Hey all! Andy Levy here. I’m a SQL Server DBA and major contributor for dbatools. My current focus within the project is fixing the docs and more specifically, the help content and documentation that’s included with every function.
Most folks don’t like writing documentation. It’s seen as a necessary evil, something you do to just check a box, complete requirements, and move on. With many open source projects, you’re lucky to get much documentation at all.
dbatools & documentation
dbatools is different. Every function comes with extensive help including documentation of all parameters, examples for usage, and an explanation of what the function does, how and why. PowerShell’s built-in comment-based help system is tremendously helpful with developing this; write documentation into your function using the standard template, and it’s instantly accessible with
But there’s always room for improvement. Just having up-to-date documentation is good, but little things can have a big impact on the perception of your open source project. Spelling & grammatical errors, broken sample code, and awkward composition can all make prospective users (and their managers) wary of using your code. Addressing these issues gives your project an extra level of polish, making it look like the solid, professionally-developed product that it is, not just another GitHub project.
how i got involved
What started for me as a simple attempt to correct spelling errors in dbatools has become a much larger mission – to review all of the comment-based help (CBH) and clean up examples, grammar, style and more. It’s turned out to be a larger undertaking than expected, but it’s come along far enough now that we’re able bring more people into the process to distribute the work.
how you can get involved
Working on the CBH is a great way to get started with the dbatools project, even (especially) if you’re not a PowerShell expert or MVP-level DBA. Getting everything clean and consistent in the CBH is an important step on the road to 1.0. Along the way, you’ll pick up on how dbatools is put together, discover functions that you can use in your day-to-day work, and get a feel for PowerShell best practices. You will learn from this experience! To get started:
- Set up a GitHub account, fork the project, and clone it to your desktop. If you’re new to the process, we’ve got a few guides to get you started.

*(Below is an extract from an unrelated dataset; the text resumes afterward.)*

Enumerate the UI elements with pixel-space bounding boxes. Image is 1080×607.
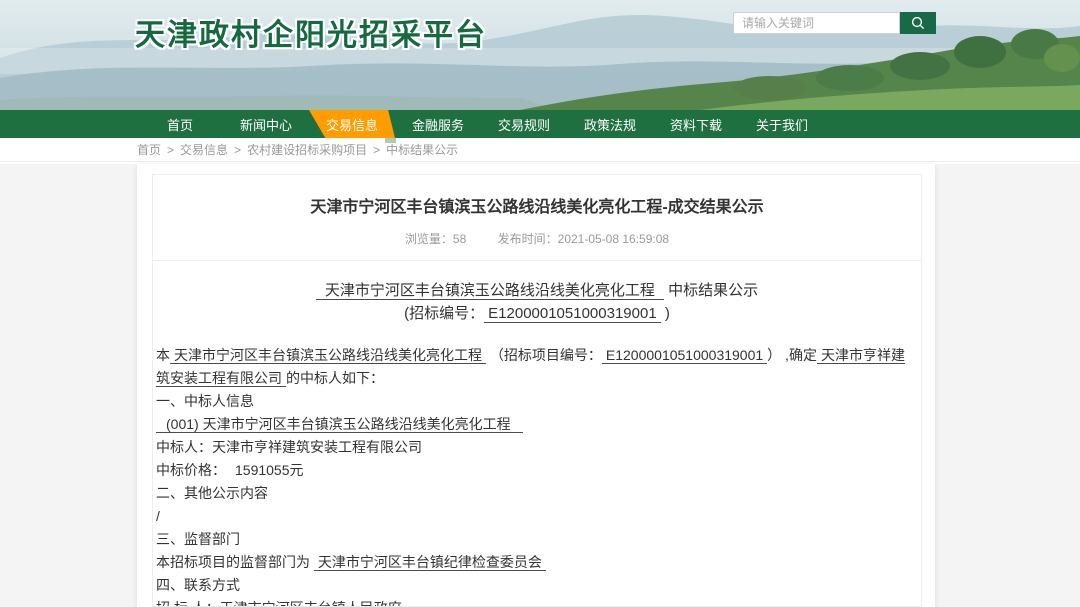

- Make sure your editor’s formatting is configured to be consistent with the rest of the project. If you use Visual Studio Code, Shawn Melton has a sample workspace settings file.
- Take a look at the dbatools-templates repository. Here you’ll find samples of the CBH style that should be used. You can also look at functions which have already been updated to the standard style.
- Create a branch, pick a handful of functions and get to work! We try to keep each batch to 5-6 functions at most, to minimize code review time and mitigate the risk of merge issues. A sampling of items to tackle (this is not a complete list; please review the templates to get familiar with what we’re looking for):
- If you’re working on a function which has not yet gotten “the treatment”, please update all of the CBH in it, not just selected elements
- Proper indenting/formatting of the CBH sections
- Spelling and grammar
- Remove manual linebreaks in sentences and paragraphs. The console will line-wrap as appropriate when the CBH is rendered to the user, and if you enable “soft wrap” in your code editor, the same will happen there.
- Verify that examples are valid. In some cases, the
SqlInstanceused in calling the function in the example may not match the text description under it. This needs to be corrected.
- For switch parameters, the description should start with “If this switch is enabled…”
- For parameters which have valid values determined by the instance you’re connecting to, the language “Options for this parameter are auto-populated from the server” should be used
.NOTESsection if it’s missing
- (Optional) If you’re using VS Code and have configured it with the appropriate formatting settings, format the code. Be careful here! In cases where there’s a curly brace followed by a comment at the end of the line, the VS Code auto-formatter will break the code (the curly brace will end up inside the comment) and you’ll have to seek these out and correct manually.
- Commit your code, push it to GitHub, and issue a pull request. You can use PR #2434 as a template and please reference issue #2219 in your description.
- Request a review of your PR from alevyinroc
Before you know it, you’ll branch out from documentation and start working on bugs, just like I did.